The Massandra Winery has 250-year-old wines, and one of which Putin shared with former Italian prime minister Silvio Berlusconi. It gave Putin a start for his wine-centric-mega-center that he was creating in Gelendzik. They imbibed a 1775 bottle of Jerez de la Frontera worth $50,000-90,000 from its million bottle collection. Today, the collection is owned by Russia, which means Putin owns it.
In 2023, Putin overtly-planned to attack Moldova (a candidate state for the EU but outside of NATO) to create a connection to the region called Transnistria. Moldova has the world's largest wine cellar, at 2 million, called Milestii Mici.
Alexei Navalny uncovered the tale of Putin project(s). Vladimir has worked to conceal his ownership of the remote coastal Black Sea palace by using his peer-crony-oligarchs as 'proxy owners.' Under Putin's oversight, these oligarchs coordinated $30 billion of embezzlement from the 2014 Olympic funds.
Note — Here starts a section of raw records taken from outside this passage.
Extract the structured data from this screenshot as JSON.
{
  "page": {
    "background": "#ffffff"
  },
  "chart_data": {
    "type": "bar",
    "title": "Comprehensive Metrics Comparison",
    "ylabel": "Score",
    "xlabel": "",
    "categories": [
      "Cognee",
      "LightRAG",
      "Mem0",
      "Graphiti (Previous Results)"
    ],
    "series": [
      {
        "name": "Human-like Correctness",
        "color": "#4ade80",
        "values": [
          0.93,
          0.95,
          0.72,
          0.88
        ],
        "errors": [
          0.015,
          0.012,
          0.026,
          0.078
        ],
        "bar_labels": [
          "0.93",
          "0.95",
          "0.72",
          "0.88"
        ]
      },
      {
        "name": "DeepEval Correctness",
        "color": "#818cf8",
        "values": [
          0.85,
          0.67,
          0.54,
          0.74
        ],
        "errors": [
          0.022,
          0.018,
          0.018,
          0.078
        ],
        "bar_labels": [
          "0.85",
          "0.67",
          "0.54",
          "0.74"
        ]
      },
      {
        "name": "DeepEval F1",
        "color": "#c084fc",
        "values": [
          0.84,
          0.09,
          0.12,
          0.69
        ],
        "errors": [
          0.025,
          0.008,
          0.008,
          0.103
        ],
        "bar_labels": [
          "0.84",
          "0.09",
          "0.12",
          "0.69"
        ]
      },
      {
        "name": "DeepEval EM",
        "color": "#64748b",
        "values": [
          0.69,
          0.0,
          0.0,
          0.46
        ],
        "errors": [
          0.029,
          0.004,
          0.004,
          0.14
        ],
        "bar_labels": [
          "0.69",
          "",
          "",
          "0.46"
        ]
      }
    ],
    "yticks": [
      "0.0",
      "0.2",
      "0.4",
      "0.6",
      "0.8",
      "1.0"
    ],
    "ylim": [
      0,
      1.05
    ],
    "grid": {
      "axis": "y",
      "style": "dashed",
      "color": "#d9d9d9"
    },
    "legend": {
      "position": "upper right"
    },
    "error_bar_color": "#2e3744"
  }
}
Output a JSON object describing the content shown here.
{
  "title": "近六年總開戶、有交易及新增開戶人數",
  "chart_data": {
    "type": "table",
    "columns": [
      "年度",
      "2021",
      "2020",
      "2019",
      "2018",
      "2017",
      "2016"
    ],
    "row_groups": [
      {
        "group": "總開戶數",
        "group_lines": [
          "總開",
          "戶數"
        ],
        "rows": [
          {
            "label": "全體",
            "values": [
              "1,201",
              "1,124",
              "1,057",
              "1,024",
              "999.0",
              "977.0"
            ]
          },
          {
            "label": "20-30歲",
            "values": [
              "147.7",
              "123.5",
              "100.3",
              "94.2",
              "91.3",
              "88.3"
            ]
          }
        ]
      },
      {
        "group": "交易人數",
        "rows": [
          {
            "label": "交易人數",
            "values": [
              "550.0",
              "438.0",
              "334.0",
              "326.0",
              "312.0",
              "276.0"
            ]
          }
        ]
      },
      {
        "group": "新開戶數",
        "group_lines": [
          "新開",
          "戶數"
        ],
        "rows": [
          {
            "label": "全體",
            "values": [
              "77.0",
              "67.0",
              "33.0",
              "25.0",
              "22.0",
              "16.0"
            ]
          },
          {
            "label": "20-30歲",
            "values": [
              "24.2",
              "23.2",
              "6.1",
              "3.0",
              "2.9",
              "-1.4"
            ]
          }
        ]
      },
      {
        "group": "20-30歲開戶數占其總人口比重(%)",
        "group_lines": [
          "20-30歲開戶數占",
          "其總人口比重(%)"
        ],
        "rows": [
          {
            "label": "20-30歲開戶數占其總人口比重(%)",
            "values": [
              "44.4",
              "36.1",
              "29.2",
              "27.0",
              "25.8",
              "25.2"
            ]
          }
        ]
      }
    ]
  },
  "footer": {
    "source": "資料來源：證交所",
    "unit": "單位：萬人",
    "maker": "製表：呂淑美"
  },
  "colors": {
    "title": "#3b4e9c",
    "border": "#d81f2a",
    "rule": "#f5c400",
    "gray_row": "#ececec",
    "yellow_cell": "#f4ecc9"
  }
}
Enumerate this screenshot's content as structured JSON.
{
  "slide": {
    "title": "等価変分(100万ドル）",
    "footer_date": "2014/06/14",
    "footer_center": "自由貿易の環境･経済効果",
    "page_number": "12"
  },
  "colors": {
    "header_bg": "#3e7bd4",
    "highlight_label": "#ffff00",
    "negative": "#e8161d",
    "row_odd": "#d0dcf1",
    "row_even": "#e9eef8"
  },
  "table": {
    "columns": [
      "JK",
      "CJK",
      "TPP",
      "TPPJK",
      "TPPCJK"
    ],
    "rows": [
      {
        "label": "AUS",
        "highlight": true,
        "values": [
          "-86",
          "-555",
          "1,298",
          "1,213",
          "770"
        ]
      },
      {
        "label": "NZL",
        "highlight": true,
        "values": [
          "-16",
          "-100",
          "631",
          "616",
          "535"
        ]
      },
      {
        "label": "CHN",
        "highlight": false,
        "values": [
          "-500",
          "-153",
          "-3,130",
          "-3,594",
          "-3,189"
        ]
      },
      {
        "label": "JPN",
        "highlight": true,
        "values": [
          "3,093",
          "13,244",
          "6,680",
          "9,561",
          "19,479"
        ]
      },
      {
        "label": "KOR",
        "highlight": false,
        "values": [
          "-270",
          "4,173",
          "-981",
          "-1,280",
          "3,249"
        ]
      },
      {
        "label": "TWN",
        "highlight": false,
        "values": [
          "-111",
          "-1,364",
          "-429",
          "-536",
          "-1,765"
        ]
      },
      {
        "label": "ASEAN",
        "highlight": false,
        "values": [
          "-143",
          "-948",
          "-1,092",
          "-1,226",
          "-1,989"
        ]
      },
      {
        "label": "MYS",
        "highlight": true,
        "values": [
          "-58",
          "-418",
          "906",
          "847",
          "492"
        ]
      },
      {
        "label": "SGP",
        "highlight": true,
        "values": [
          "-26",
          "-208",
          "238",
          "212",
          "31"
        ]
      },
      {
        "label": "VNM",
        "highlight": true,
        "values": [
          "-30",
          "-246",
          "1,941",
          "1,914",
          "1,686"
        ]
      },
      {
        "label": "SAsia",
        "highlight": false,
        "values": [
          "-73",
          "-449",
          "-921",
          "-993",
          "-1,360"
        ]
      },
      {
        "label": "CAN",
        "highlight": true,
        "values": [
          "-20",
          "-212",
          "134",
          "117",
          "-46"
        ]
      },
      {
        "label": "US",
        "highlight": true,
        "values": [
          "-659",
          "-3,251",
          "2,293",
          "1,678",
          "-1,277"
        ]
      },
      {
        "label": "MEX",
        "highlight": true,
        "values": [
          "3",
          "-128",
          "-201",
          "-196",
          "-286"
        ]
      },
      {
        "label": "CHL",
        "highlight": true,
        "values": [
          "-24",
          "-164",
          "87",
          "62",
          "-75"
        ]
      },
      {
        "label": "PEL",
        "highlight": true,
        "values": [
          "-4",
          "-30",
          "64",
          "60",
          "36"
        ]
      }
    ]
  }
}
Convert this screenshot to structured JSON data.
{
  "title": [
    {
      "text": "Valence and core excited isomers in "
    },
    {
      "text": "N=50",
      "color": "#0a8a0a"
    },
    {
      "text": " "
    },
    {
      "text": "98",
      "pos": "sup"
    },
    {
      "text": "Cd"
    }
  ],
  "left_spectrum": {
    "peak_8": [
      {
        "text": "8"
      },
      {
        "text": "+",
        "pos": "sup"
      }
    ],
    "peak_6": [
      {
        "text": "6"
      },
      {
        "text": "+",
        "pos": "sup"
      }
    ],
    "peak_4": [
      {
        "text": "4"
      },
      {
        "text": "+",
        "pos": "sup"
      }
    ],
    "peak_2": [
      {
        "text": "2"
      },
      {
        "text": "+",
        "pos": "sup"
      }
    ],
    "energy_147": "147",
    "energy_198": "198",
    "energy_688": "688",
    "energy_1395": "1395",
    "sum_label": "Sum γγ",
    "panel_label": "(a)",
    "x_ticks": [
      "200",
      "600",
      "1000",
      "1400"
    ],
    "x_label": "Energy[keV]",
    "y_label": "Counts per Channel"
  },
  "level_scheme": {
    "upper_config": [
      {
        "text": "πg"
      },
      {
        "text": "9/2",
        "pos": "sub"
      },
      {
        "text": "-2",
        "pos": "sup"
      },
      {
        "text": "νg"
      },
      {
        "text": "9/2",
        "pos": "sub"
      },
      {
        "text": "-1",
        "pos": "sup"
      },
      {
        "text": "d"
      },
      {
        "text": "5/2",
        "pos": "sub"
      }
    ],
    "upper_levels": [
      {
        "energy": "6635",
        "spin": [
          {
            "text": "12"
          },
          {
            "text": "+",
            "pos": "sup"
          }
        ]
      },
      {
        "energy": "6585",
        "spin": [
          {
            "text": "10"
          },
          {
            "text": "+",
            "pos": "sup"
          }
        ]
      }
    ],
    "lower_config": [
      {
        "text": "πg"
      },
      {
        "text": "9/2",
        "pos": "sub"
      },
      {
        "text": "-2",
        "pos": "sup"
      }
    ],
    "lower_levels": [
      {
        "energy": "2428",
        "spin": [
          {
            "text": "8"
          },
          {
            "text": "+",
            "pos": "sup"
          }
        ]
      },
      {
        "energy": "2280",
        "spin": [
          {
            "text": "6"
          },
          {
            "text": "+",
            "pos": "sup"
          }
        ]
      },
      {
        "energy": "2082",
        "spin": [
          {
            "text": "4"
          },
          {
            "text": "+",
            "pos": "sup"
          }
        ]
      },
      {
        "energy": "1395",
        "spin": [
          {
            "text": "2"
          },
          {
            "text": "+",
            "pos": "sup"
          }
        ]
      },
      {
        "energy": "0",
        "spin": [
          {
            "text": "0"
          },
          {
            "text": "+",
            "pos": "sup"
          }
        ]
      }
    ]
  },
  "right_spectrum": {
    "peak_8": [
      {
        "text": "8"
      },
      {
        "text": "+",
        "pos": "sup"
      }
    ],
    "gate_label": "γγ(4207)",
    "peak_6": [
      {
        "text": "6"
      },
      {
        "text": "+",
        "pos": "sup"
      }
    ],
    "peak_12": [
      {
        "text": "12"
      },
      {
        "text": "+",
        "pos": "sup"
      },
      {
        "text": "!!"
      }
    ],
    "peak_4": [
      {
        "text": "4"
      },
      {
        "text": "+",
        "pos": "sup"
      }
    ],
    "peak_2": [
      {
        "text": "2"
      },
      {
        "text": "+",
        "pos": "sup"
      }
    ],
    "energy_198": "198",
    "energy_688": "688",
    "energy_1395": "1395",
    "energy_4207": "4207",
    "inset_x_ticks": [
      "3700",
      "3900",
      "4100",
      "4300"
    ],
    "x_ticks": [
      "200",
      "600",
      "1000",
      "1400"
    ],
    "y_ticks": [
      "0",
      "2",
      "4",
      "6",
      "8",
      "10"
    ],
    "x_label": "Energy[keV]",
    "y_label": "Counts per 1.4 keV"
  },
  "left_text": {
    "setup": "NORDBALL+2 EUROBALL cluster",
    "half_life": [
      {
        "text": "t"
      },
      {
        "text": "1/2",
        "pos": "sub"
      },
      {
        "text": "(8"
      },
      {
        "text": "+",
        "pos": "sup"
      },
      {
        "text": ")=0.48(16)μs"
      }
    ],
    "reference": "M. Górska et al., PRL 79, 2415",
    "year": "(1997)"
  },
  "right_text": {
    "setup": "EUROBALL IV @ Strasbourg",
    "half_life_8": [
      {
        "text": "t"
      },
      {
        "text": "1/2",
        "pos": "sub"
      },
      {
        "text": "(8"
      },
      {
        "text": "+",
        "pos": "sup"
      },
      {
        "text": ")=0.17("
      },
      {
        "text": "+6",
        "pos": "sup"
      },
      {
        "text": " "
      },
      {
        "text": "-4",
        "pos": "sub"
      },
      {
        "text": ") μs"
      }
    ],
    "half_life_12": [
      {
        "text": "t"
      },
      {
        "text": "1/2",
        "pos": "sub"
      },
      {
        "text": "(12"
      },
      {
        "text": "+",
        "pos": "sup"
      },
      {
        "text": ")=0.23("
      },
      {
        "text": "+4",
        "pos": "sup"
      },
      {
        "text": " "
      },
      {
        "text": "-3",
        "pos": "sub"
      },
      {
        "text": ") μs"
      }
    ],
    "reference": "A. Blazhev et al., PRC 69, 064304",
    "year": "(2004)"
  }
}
The master planning of this great wine corridor from Georgia to Moldova grew from his prior theft of funds all the way back to St. Petersburg in 1992. This first grafted money was supposedly intended to buy food for empty grocery stores during the collapse of the Soviet Union, but it vanished. What followed was a couple decades of money pirated from Russia and deposited into the West by Putin's chosen plutocratic oligarchs. Any oligarchs who stepped out of Putin's sacred circle were eliminated. These uber-rich lost their yachts to US-led war sanctions during the current war between Russia and Ukraine. They have been sold to pay for the West's funding of Ukraine's war armaments.
St. Petersburg politician Marina Salye kept the documentary evidence of Putin's $122 million 'raw materials for food' scam, and yes, it ended without the food being brought into Russia for its grocery stores and the people. From the earliest days of Putin's rise to power, Salye went silent; however, the story of the scheme resurfaced in 2010.
Salye died in 2012 and in that same year Putin bought an enormous and very expensive estate in La Zagaleta of southern Spain, just east of Gibraltar, and next to Rod Stewart's home. He razed the former mansion and built a 4000 square meter bohemoth mega-mansion. This location is conveniently nearby a local airport with direct flights to Moscow. Next, he established a vineyard for the production of some of the most expensive wine in the world - Pingus. That plan ultimately fell through.
Most of this current 'great wine corridor' goes back to when Russia banned the importation of wine from both Moldova and Georgia in 2006, thus starting all the current conflicts in this region.
These grapes of wealth have squeezed and pillaged much Europe's southern shores into a viniculture (wine production) highway that continues today, and Alexei Navalny revealed this fleecing a year ahead of the now three-year-old invasion of Ukraine.